A relatively recently described structure on the anterolateral aspect of the knee, running from the lateral femoral condyle to the proximal tibia. It is thought to contribute to rotatory stability. Interest in the ALL has grown in the context of ACL reconstruction, as injury to it may contribute to residual pivot-shift after standard ACL repair.

Ligament Healing Biology

Healing follows four overlapping phases (from Campbell's Operative Orthopaedics, 15th Ed):
  1. Hemorrhage - hematoma formation
  2. Inflammation - inflammatory cells clear necrotic tissue, form granulation tissue
  3. Repair - fibroblasts produce extracellular matrix; immature collagen forms (begins ~5-7 days)
  4. Remodeling - collagen aligns along the long axis; begins weeks after injury, lasts months to years
Even after apparent healing, the repaired ligament has more collagen fibrils of smaller diameter and different "crimping" patterns compared to the native ligament - explaining persistent functional differences.
The ACL heals poorly due to its intra-articular, synovial environment (poor vascular supply, no scaffolding), which is why it typically requires reconstruction rather than repair.
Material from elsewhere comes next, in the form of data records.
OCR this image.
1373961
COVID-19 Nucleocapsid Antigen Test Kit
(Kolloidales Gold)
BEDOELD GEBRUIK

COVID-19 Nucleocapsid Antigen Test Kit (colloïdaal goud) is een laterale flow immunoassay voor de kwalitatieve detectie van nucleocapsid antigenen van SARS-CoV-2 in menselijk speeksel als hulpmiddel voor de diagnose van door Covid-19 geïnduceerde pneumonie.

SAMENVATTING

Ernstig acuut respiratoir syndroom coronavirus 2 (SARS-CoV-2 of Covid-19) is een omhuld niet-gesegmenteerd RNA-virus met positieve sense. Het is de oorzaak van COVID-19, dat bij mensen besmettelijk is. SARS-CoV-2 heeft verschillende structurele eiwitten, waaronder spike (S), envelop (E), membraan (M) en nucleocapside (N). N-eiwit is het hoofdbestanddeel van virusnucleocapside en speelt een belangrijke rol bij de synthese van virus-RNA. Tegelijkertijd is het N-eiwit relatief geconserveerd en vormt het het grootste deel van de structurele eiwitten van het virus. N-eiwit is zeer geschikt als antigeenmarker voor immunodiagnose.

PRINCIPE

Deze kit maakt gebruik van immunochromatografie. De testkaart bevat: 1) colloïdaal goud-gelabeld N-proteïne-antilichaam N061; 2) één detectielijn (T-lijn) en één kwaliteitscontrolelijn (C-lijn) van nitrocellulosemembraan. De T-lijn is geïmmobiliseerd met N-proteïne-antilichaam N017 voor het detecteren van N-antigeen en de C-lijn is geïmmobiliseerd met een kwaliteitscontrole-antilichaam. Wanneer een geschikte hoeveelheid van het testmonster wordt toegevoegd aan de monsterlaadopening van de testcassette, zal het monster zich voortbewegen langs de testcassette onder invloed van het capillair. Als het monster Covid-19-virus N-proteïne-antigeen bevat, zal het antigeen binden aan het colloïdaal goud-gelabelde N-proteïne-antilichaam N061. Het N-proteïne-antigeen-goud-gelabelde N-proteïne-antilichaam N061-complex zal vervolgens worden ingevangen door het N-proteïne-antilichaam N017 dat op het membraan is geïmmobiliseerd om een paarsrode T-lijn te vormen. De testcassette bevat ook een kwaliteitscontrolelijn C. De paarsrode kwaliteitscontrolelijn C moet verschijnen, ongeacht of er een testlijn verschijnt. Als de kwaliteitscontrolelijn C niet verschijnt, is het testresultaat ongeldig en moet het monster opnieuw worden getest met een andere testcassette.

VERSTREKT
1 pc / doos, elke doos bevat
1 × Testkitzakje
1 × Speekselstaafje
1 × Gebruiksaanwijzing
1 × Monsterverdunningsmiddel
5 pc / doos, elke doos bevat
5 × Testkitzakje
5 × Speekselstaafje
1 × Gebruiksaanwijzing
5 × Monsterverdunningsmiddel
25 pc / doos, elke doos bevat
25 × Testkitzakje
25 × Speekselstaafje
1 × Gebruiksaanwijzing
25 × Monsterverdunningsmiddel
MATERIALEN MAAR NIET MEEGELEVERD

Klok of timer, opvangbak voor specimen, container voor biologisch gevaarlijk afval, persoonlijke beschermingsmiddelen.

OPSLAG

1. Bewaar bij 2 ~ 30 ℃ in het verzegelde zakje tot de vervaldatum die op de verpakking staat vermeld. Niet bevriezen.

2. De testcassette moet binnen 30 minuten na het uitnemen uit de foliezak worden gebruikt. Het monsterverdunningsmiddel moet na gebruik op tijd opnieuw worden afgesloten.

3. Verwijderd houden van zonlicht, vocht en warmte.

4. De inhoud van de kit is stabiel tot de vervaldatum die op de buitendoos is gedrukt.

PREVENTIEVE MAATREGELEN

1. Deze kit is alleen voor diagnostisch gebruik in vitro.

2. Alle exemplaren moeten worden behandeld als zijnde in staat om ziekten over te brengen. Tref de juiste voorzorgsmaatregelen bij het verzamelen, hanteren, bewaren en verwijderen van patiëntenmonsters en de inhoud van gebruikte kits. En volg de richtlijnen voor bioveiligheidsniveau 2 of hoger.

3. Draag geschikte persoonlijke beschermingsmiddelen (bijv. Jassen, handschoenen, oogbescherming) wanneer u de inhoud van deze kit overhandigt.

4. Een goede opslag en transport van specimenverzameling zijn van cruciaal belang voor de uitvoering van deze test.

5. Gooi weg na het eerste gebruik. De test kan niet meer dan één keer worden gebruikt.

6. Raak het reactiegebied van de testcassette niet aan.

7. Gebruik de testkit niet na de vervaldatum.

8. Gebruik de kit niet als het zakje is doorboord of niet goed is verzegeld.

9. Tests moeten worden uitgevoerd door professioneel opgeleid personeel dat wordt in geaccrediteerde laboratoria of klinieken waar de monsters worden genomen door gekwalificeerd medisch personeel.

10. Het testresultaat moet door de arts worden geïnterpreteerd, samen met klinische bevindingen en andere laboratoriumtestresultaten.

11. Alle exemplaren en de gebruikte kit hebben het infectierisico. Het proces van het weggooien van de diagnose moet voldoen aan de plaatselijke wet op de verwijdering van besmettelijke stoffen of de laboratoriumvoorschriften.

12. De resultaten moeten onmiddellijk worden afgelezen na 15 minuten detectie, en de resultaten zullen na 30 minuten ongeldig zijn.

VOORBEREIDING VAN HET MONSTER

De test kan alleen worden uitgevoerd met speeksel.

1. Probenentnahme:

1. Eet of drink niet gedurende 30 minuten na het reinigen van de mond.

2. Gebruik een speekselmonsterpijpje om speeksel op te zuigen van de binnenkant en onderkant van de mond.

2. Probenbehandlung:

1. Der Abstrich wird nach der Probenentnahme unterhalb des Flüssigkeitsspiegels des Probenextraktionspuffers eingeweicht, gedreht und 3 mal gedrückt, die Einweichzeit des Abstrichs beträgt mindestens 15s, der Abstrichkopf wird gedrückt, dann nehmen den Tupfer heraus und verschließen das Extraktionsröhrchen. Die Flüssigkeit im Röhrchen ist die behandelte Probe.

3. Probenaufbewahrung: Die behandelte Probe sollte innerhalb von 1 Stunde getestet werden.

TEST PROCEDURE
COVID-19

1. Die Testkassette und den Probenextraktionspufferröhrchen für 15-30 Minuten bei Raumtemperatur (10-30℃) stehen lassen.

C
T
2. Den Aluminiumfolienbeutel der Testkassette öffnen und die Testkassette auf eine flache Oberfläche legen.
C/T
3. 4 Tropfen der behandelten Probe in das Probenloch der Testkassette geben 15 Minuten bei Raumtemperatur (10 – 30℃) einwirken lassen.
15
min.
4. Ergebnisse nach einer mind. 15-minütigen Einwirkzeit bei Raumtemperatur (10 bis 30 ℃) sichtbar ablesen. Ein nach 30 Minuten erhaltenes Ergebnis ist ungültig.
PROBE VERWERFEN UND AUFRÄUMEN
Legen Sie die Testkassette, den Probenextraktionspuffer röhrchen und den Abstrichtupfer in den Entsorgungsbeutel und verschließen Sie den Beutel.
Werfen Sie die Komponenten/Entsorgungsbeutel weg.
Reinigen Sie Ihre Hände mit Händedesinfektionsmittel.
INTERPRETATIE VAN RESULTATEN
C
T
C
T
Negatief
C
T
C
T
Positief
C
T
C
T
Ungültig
The MCL heals reliably because it is extrasynovial with a good blood supply.

Tensile Strength Summary

LigamentTensile Strength
PCL~2,500-3,000 N
ACL~2,200-2,500 N
LCL~750 N
sMCL~550 N
POL~250 N
dMCL~100 N

Key Clinical Pearls

  • A hemarthrosis after a knee injury is an ACL tear until proven otherwise (~70% of acute hemarthroses)
  • The Lachman test (30° flexion) is more sensitive than the anterior drawer test (90° flexion) for ACL injury - at 90°, the posterior horn of the medial meniscus acts as a secondary stabilizer masking translation
  • Bone contusions on MRI (lateral femoral condyle + posterior lateral tibial plateau) are a hallmark of acute ACL injury and typically resolve in 6-12 weeks
  • The posterior horn of the medial meniscus is a major secondary stabilizer against anterior translation in ACL-deficient knees - its loss dramatically accelerates instability
  • The four-bar linkage model of knee kinematics explains why the cruciate ligaments are isometric only at a single flexion axis, and why graft placement must be anatomic

Sources: Miller's Review of Orthopaedics, 9th Ed | Bailey & Love's Short Practice of Surgery, 28th Ed | Campbell's Operative Orthopaedics, 15th Ed 2026 | THIEME Atlas of General Anatomy & Musculoskeletal System | Firestein & Kelley's Textbook of Rheumatology (2022) | Rockwood & Green's Fractures in Adults, 10th Ed 2025
Recent evidence (2024-2026): Systematic reviews on allograft vs autograft for MCL/LCL reconstruction (PMID: 38476106, 40745677) and surgical outcomes for Stener-like MCL lesions (PMID: 40583380) have been published - no major changes to first-line management principles.